Guest: It concerns the whole structure of living. Those who are remarkably modest are always prepared to live a quiet, private life, attending to their own concerns. Being in this manner, they are of the mind that they should peacefully associate both with their fellow citizens and with foreign visitors. However, through this kind of love, which is more inappropriate than suitable, when undertaking that which they wish to accomplish, they become unknowingly weakened, lack vitality, and render their young the same way. Hence, they are always subjugated, and over time, their selves, their children, and the whole city incrementally transition from being free to becoming slaves.
Socrates Junior: You speak of a most dire suffering...
Guest: Those who are rolled like hollow cylinders in ignorance and without spirit are subjugated to paid slavery...
Guest: Those who are modest seek after their own practices and always endeavour to enter into marriage with those who share the same characteristics, and then they marry their children into the same resemblance as self...

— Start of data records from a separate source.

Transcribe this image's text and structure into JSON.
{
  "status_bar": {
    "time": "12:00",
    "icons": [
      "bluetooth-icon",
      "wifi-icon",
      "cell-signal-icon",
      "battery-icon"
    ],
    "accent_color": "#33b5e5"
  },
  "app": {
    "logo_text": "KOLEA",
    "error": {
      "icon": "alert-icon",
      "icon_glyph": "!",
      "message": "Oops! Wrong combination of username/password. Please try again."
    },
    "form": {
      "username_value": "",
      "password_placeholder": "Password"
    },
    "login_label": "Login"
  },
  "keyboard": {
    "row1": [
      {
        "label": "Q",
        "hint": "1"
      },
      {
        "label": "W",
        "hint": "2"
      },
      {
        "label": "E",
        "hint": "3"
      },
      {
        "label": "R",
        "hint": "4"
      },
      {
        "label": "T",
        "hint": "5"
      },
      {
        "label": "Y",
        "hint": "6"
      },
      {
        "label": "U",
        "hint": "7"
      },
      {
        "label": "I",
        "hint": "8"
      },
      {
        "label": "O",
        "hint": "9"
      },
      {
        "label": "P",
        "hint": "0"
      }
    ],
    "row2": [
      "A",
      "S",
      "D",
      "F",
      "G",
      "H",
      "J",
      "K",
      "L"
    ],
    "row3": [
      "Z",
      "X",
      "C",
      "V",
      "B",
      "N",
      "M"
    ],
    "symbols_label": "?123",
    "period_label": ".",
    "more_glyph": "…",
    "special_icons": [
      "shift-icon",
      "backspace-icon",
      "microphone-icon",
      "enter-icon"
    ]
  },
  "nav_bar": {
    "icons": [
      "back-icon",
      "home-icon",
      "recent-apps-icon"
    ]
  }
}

Guest: A soul that has existed in this manner for many generations is full of dishonour and empty of fortitude and naturally becomes inappropriately lethargic and completely impaired.
Plato, The Politician
Where the Classical Philosopher, in understanding the Beautiful, the Just and the Good, will harmonise and bind the parts into a cohesive whole, the souls of the individuals described above will be unstable in nature because their parts fail to bind together.
Tyranny is always waiting in the shadows of democracy's low points. Govern Self wisely.